West Virginia Record

Friday, February 21, 2020

W.Va.'s 'out-of-state' debate continues in DuPont saga

By John O'Brien | Sep 4, 2008



CHARLESTON - Businesses complain about out-of-state plaintiffs lawyers trying to run West Virginia's courts, while out-of-state attorneys gripe about out-of-state corporate interests attempting to influence state officials.

It's the standard song-and-dance in the ongoing fight over the state and its residents -- with the latest round coming via Gov. Joe Manchin and, that's right, a business and law firm based outside of West Virginia.

"You have a plaintiffs attorney that is potentially getting a large sum of money, when that amount is for (plaintiffs)," Dan Turner, a spokesman for industrial giant DuPont, said Wednesday. "How much of it is going out of state?"

"This story is not just about DuPont," said Mike Papantonio, the Florida lawyer fighting to uphold a $382 million verdict (and $135 million in attorneys fees) against DuPont. "It's about other associated industries and the U.S. Chamber of Commerce (the owner of The West Virginia Record) influencing the governor's office and influencing regulatory agencies and courts in West Virginia."

And stuck in the middle is Manchin, who filed an amicus brief asking the state Supreme Court to take a look at the nearly $200 million punitive damages award in the class action case. Records show he met with DuPont officials before filing.

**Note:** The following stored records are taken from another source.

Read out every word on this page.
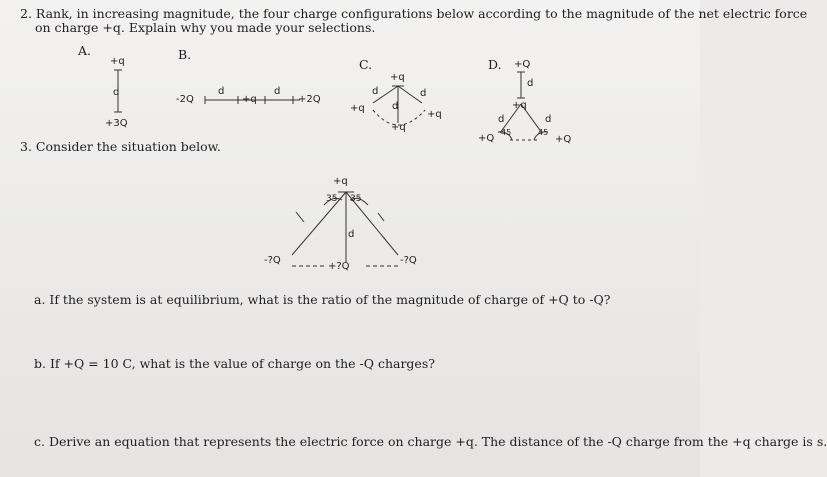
2. Rank, in increasing magnitude, the four charge configurations below according to the magnitude of the net electric force
on charge +q. Explain why you made your selections.
A.	B.
C.	D.
+q
d
+3Q
-2Q
d
+q
d
+2Q
+q
+q
d
d
d
+q
+q
+Q
d
+q
d	d
+Q
45	45
+Q
3. Consider the situation below.
+q
35 35
d
-?Q
+?Q
-?Q
a. If the system is at equilibrium, what is the ratio of the magnitude of charge of +Q to -Q?
b. If +Q = 10 C, what is the value of charge on the -Q charges?
c. Derive an equation that represents the electric force on charge +q. The distance of the -Q charge from the +q charge is s.
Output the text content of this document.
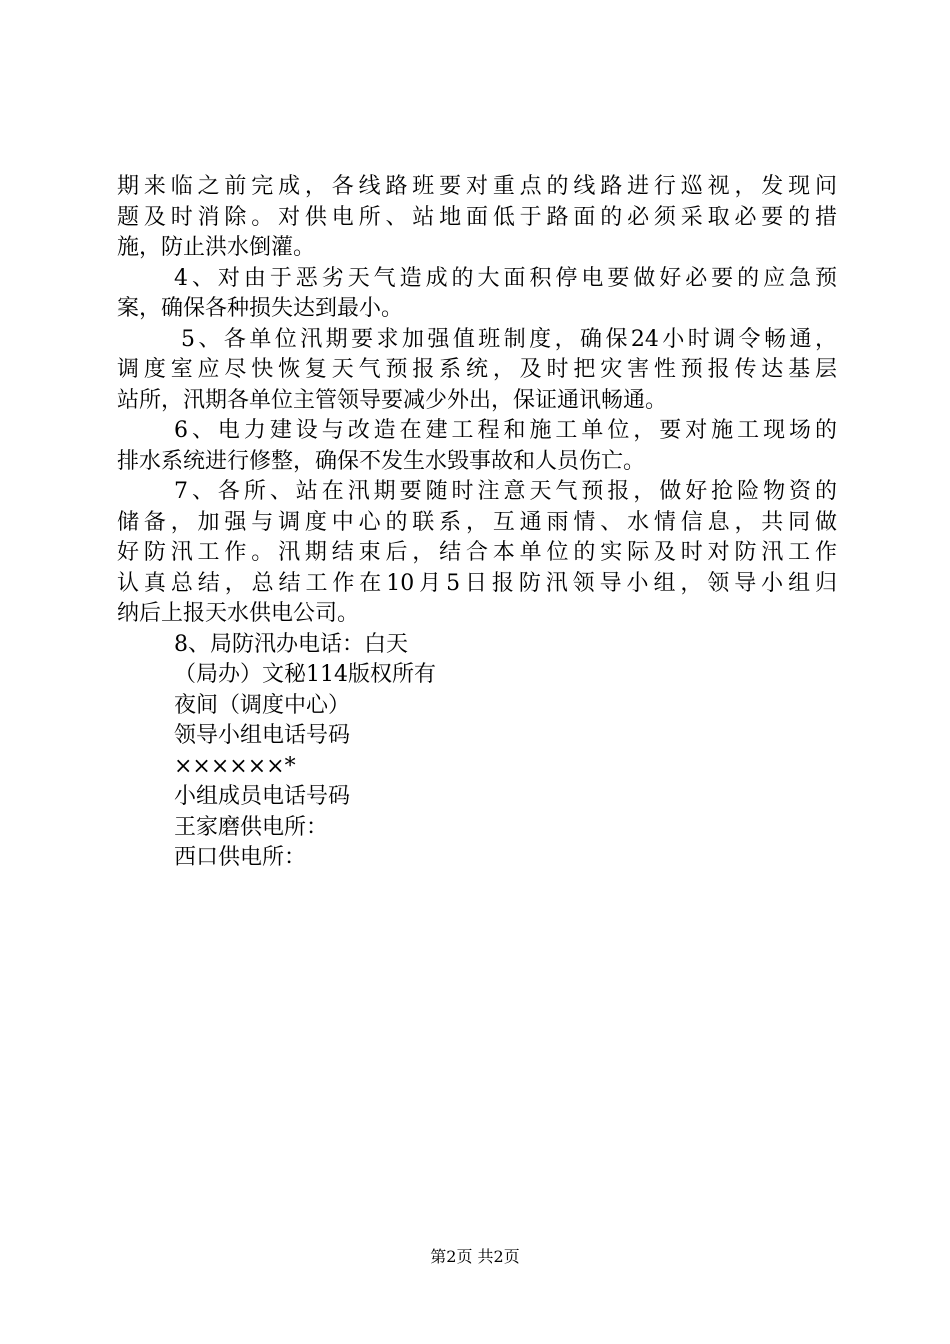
期来临之前完成，各线路班要对重点的线路进行巡视，发现问
题及时消除。对供电所、站地面低于路面的必须采取必要的措
施，防止洪水倒灌。
4、对由于恶劣天气造成的大面积停电要做好必要的应急预
案，确保各种损失达到最小。
5、各单位汛期要求加强值班制度，确保24小时调令畅通，
调度室应尽快恢复天气预报系统，及时把灾害性预报传达基层
站所，汛期各单位主管领导要减少外出，保证通讯畅通。
6、电力建设与改造在建工程和施工单位，要对施工现场的
排水系统进行修整，确保不发生水毁事故和人员伤亡。
7、各所、站在汛期要随时注意天气预报，做好抢险物资的
储备，加强与调度中心的联系，互通雨情、水情信息，共同做
好防汛工作。汛期结束后，结合本单位的实际及时对防汛工作
认真总结，总结工作在10月5日报防汛领导小组，领导小组归
纳后上报天水供电公司。
8、局防汛办电话：白天
（局办）文秘114版权所有
夜间（调度中心）
领导小组电话号码
××××××*
小组成员电话号码
王家磨供电所：
西口供电所：
第2页 共2页
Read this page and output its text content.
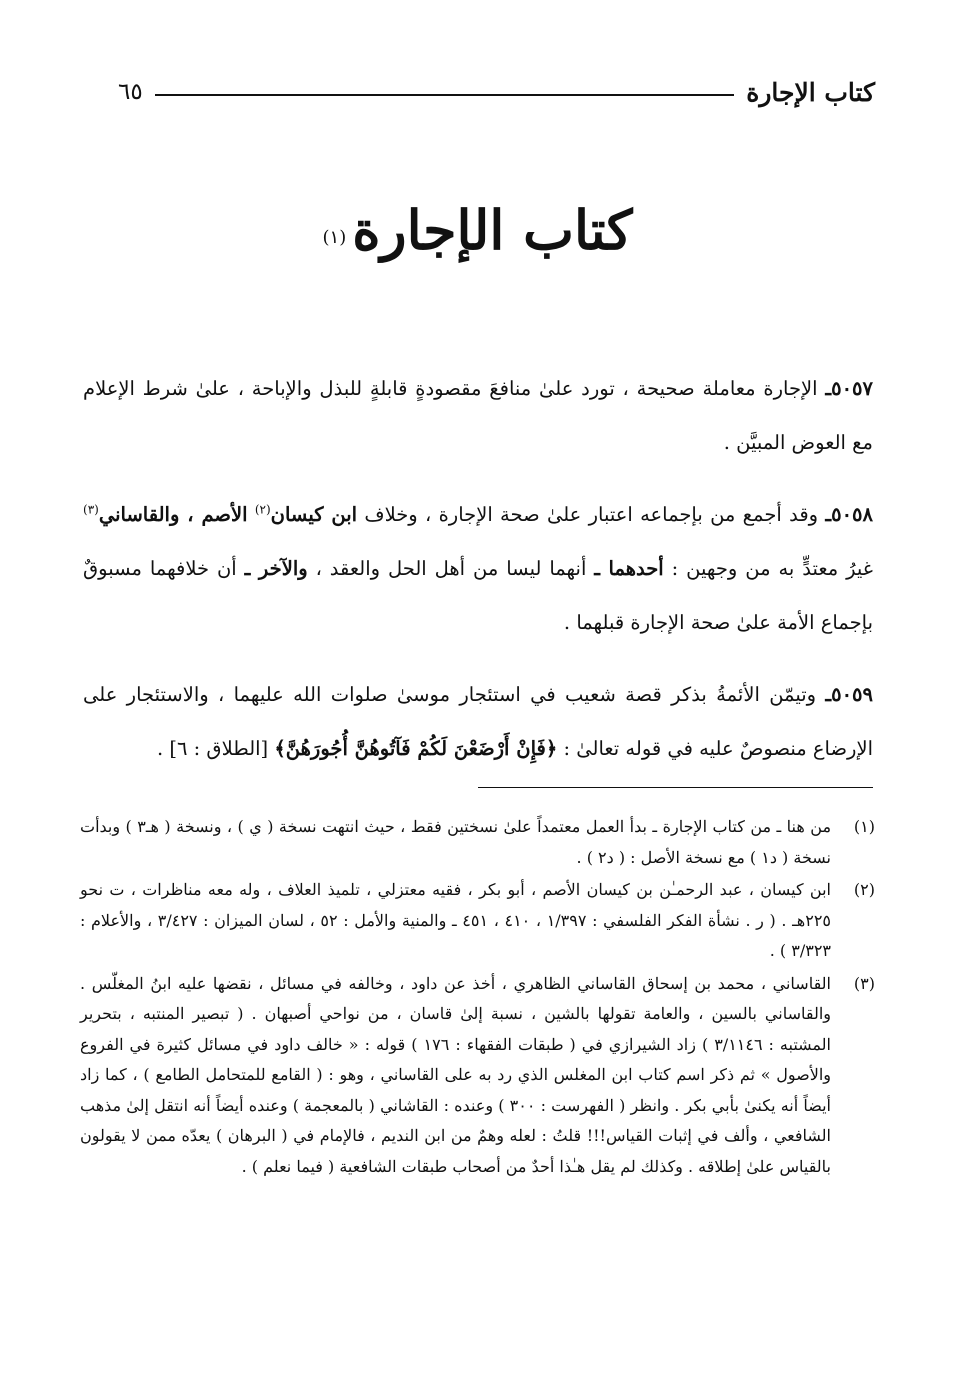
كتاب الإجارة
٦٥
كتاب الإجارة(١)

٥٠٥٧ـ الإجارة معاملة صحيحة ، تورد علىٰ منافعَ مقصودةٍ قابلةٍ للبذل والإباحة ، علىٰ شرط الإعلام مع العوض المبيَّن .

٥٠٥٨ـ وقد أجمع من بإجماعه اعتبار علىٰ صحة الإجارة ، وخلاف ابن كيسان$^{(٢)}$ الأصم ، والقاساني$^{(٣)}$ غيرُ معتدٍّ به من وجهين : أحدهما ـ أنهما ليسا من أهل الحل والعقد ، والآخر ـ أن خلافهما مسبوقٌ بإجماع الأمة علىٰ صحة الإجارة قبلهما .

٥٠٥٩ـ وتيمّن الأئمةُ بذكر قصة شعيب في استئجار موسىٰ صلوات الله عليهما ، والاستئجار على الإرضاع منصوصٌ عليه في قوله تعالىٰ : ﴿فَإِنْ أَرْضَعْنَ لَكُمْ فَآتُوهُنَّ أُجُورَهُنَّ﴾ [الطلاق : ٦] .

(١)
من هنا ـ من كتاب الإجارة ـ بدأ العمل معتمداً علىٰ نسختين فقط ، حيث انتهت نسخة ( ي ) ، ونسخة ( هـ٣ ) وبدأت نسخة ( د١ ) مع نسخة الأصل : ( د٢ ) .
(٢)
ابن كيسان ، عبد الرحمـٰن بن كيسان الأصم ، أبو بكر ، فقيه معتزلي ، تلميذ العلاف ، وله معه مناظرات ، ت نحو ٢٢٥هـ . ( ر . نشأة الفكر الفلسفي : ١/٣٩٧ ، ٤١٠ ، ٤٥١ ـ والمنية والأمل : ٥٢ ، لسان الميزان : ٣/٤٢٧ ، والأعلام : ٣/٣٢٣ ) .
(٣)
القاساني ، محمد بن إسحاق القاساني الظاهري ، أخذ عن داود ، وخالفه في مسائل ، نقضها عليه ابنُ المغلّس . والقاساني بالسين ، والعامة تقولها بالشين ، نسبة إلىٰ قاسان ، من نواحي أصبهان . ( تبصير المنتبه ، بتحرير المشتبه : ٣/١١٤٦ ) زاد الشيرازي في ( طبقات الفقهاء : ١٧٦ ) قوله : « خالف داود في مسائل كثيرة في الفروع والأصول » ثم ذكر اسم كتاب ابن المغلس الذي رد به على القاساني ، وهو : ( القامع للمتحامل الطامع ) ، كما زاد أيضاً أنه يكنىٰ بأبي بكر . وانظر ( الفهرست : ٣٠٠ ) وعنده : القاشاني ( بالمعجمة ) وعنده أيضاً أنه انتقل إلىٰ مذهب الشافعي ، وألف في إثبات القياس!!! قلتُ : لعله وهمٌ من ابن النديم ، فالإمام في ( البرهان ) يعدّه ممن لا يقولون بالقياس علىٰ إطلاقه . وكذلك لم يقل هـٰذا أحدٌ من أصحاب طبقات الشافعية ( فيما نعلم ) .
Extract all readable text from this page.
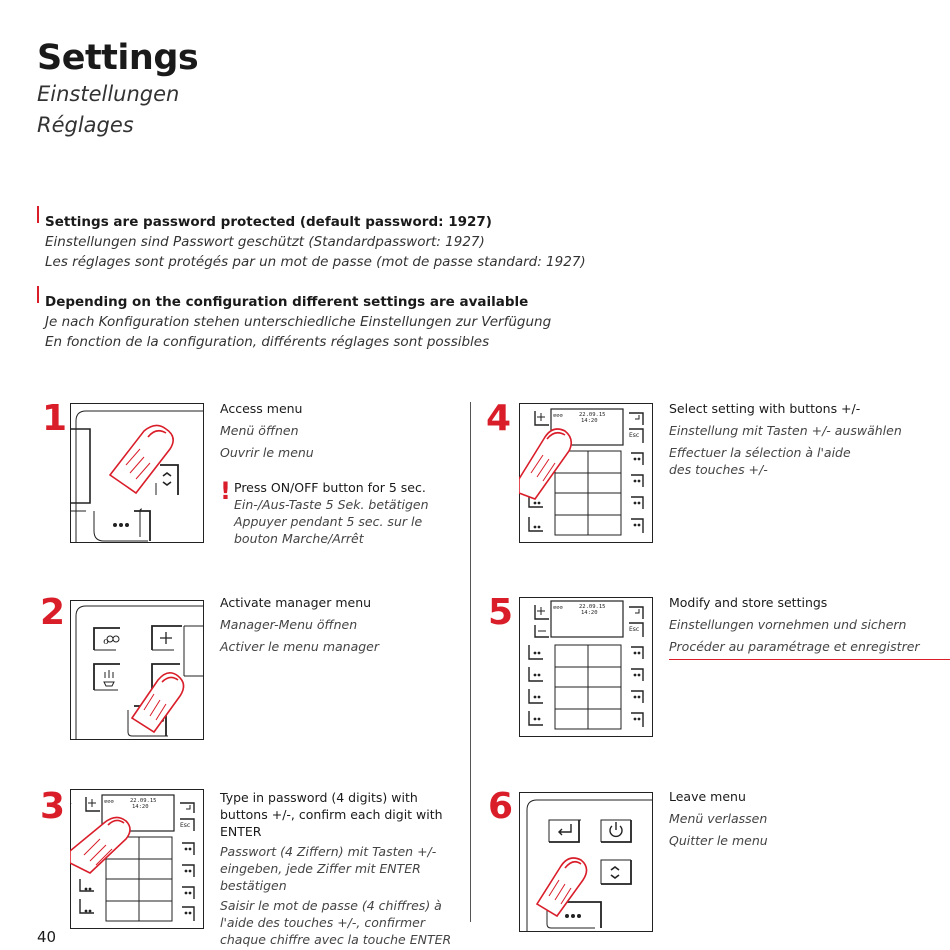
Settings
Einstellungen
Réglages
Settings are password protected (default password: 1927)
Einstellungen sind Passwort geschützt (Standardpasswort: 1927)
Les réglages sont protégés par un mot de passe (mot de passe standard: 1927)
Depending on the configuration different settings are available
Je nach Konfiguration stehen unterschiedliche Einstellungen zur Verfügung
En fonction de la configuration, différents réglages sont possibles
1
2
3
4
5
6
ℴ
⊘⊘⊘	22.09.15
14:20
Esc
⊘⊘⊘	22.09.15
14:20
Esc
⊘⊘⊘	22.09.15
14:20
Esc
Access menu
Menü öffnen
Ouvrir le menu
! Press ON/OFF button for 5 sec.
Ein-/Aus-Taste 5 Sek. betätigen
Appuyer pendant 5 sec. sur le bouton Marche/Arrêt
Activate manager menu
Manager-Menu öffnen
Activer le menu manager
Type in password (4 digits) with buttons +/-, confirm each digit with ENTER
Passwort (4 Ziffern) mit Tasten +/- eingeben, jede Ziffer mit ENTER bestätigen
Saisir le mot de passe (4 chiffres) à l'aide des touches +/-, confirmer chaque chiffre avec la touche ENTER
Select setting with buttons +/-
Einstellung mit Tasten +/- auswählen
Effectuer la sélection à l'aide des touches +/-
Modify and store settings
Einstellungen vornehmen und sichern
Procéder au paramétrage et enregistrer
Leave menu
Menü verlassen
Quitter le menu
40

DuPont is alleged to have dumped arsenic, cadmium and lead at its Harrison County facility.

"What is amazing to me is that while our brief is based solely on the legal principles of due process and the right of appeal, the trial lawyers' brief, led by several big out-of-state law firms, does not address that legal issue in any way ..." Manchin said.

Categorizing an individual or business as an outsider is nothing new. In recent years, Attorney General Darrell McGraw's office has alleged that Citizens Against Lawsuit Abuse is masquerading as a grassroots organization when it is funded by out-of-state businesses.

Tort reform groups have complained about out-of-state plaintiffs with their out-of-state counsel for clogging up in-state courts, and Supreme Court Justice Larry Starcher has criticized Don Blankenship, the owner of Richmond-based Massey Energy, for contributing to West Virginia political races.

"I think it's always easier to demonize something you don't know rather than turning the blame on your neighbor," state Sen. Erik Wells (D-Kanawha) said Thursday. "That's why you hear it used in a generic sense rather than being specific."

Wells owns his own media consulting company, Wells Media Group, and trains spokespersons. Obviously, a big part of his work involves finding the right talking point.

But is calling something "out-of-state" the most productive attack?

"I think often times it falls on deaf ears," Wells said. "I think the public is smarter than folks give them credit for.

"They can read between the lines very easily and understand where the rhetoric is and where the truth is."

Not being a true West Virginian, then, wouldn't be as bad as it's made out to be. Wells was born in California and elected to his spot in 2006, defeating a former West Virginia University football player.

He was termed "a California liberal" during his campaign.

Out-of-state businesses concentrate on West Virginia because they'd like to do affordable business there. Oklahoma-based Chesapeake Energy couldn't get its appeal of a $404 million award against it heard by the state Supreme Court, so it recently scrapped plans to build a $35 million regional headquarters in Charleston.

DuPont, based in Delaware for tax reasons, also wants to keep the cost of doing business in the state down. It is the 11th largest private employer in West Virginia.

And out-of-state firms feel they can have their place in West Virginia, too. Papantonio said his firm, Levin Papantonio Thomas Mitchell Echsner & Proctor, was brought on the case by a smaller in-state firm because of its expertise in environmental law.

The firm's deep pockets didn't hurt, either -- it has spent $8 million-$10 million on litigation so far, Papantonio said. For a firm that represented the State of Florida in landmark litigation against tobacco companies, finding the money to take on a business power is rarely too big of a problem.

West Virginians don't care where you're from, Wells said, just that you don't cross them. Just ask now-Michigan University football coach Rich Rodriguez, who promised to stay at West Virginia University before leaving last year.

It resulted in a bitter contract squabble and many Mountaineer fans wishing a winless season on the Wolverines.

"When you look at a situation where somebody says they're not ever going to leave the state, then a short time later get up and pursue their career elsewhere, people are let down because they promised to be here," Wells said.

"I don't think West Virginians resent anyone pursuing their career and making a better life for themselves."